The patient was later extubated and "had no further hemoptysis episodes," the doctors wrote, but a week later he died unhappily of heart failure complications (volume overload and low cardiac output) despite placement of the ventricular assist device. "

According to the company, Wieselthaler says that using the pump requires anticoagulants to" make the blood thinner and prevent lump formation, "although this is associated with the risk of uncontrolled internal bleeding. In this case, Wieselthaler told the magazine, blood leaving the heart to replenish itself with fresh oxygen in the circulatory system seems to have accumulated in the right bronchial tree to be clotted and was then expelled by the patient in a confused form: [19659005AfterhavingcarefullyunrolledandlaidoutthebundleWieselthalerandhisteamfoundthattheairwayarchitecturewassoperfectlypreservedthatitcouldidentifyitastherightbronchialtreebasedsolelyonthenumberofbranchesandtheirorientation

Wieselthaler added that one way in which the clot remained intact and would not have been broken was a high concentration of fibrinogen, a protein in blood plasma that contributes to the formation of clots. The patient had an infection that both exacerbated heart failure and led to an accumulation of fibrinogen in the blood, resulting in a more rubbery clot, he told the Atlantic.

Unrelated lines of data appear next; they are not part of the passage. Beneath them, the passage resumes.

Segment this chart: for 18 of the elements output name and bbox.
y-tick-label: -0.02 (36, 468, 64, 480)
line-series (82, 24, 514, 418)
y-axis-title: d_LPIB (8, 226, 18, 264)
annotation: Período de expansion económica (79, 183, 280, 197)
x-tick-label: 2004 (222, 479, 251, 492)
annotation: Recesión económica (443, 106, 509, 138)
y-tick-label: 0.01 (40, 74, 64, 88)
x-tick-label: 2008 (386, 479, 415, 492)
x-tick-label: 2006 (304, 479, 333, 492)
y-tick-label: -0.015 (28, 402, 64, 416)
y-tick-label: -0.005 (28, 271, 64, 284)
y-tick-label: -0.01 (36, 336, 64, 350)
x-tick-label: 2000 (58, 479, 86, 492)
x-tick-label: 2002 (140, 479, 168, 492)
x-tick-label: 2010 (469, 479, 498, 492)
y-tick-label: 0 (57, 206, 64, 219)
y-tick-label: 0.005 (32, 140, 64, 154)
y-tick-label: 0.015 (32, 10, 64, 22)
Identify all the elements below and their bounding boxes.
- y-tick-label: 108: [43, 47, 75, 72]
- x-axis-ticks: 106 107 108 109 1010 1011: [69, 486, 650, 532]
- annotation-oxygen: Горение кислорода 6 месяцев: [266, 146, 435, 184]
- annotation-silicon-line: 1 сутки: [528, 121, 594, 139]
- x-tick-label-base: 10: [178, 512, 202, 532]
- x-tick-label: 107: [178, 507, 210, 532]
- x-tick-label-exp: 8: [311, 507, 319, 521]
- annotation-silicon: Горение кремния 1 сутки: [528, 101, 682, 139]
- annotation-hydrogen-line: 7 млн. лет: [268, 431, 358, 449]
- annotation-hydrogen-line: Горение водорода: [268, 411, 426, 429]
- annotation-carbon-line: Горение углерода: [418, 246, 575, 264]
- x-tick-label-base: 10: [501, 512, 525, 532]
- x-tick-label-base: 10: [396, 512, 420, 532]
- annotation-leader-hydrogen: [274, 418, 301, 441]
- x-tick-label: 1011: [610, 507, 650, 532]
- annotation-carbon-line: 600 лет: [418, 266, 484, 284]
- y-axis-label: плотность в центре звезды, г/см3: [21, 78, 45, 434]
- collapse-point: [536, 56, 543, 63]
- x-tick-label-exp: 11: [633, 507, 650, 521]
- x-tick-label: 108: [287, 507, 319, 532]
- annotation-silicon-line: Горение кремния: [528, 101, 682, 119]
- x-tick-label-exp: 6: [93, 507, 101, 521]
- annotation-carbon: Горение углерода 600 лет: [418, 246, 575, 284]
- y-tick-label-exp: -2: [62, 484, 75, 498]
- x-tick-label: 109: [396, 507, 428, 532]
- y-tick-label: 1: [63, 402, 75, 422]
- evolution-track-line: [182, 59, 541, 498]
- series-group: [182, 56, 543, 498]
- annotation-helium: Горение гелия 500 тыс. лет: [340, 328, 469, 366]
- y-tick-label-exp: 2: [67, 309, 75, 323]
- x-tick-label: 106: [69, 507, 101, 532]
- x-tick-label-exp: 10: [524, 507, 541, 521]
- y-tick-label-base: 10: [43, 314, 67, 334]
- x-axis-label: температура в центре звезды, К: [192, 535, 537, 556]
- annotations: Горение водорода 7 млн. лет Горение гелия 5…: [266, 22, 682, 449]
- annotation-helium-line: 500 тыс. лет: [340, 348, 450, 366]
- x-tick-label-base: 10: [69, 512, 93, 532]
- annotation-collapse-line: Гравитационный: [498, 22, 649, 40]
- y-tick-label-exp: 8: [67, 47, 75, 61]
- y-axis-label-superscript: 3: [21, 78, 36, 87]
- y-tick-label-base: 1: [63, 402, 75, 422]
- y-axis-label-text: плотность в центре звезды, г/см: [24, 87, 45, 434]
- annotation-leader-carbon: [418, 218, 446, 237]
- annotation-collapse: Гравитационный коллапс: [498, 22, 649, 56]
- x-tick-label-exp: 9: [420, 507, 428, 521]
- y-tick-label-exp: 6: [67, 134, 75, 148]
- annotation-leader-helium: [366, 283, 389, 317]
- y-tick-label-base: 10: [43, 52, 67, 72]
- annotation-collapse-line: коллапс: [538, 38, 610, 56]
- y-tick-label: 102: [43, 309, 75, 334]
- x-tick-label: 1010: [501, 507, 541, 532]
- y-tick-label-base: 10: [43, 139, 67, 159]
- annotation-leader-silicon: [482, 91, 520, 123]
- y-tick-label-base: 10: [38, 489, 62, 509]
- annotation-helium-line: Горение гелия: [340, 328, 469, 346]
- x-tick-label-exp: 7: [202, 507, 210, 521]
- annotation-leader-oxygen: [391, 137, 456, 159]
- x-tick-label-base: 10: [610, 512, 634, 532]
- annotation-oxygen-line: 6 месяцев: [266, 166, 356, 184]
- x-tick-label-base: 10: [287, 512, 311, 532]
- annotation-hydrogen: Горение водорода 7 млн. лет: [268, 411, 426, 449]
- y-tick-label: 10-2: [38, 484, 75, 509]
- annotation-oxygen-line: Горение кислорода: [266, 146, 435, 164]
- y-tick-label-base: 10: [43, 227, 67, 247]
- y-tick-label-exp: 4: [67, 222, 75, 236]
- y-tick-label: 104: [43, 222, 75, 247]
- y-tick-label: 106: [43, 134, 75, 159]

Woodard told the journal that it was also possible that the size of the clot might actually have contributed to its sputum, as it would have enabled the patient to "generate enough force from the entire right side of his rib cage to do so "Gizmodo has contacted Woodard to clarify matters, and we will update this article if we listen back.)

It may be a bit of a madness to think of the product staring at a medical misfortune, but even most doctors may never have the opportunity to see anything like this. Although there are other conditions that can lead to bronchial casts, including infections and asthmatic conditions or lymphatic flow disorders that can cause deposits of mucus or lymph fluid Wieselthaler emphasized that the size of this vessel is almost unprecedented.

We were amazed, "Wieselthaler told the Atlantic. "That's a curiosity you can not imagine – I mean, that's very, very, very rare."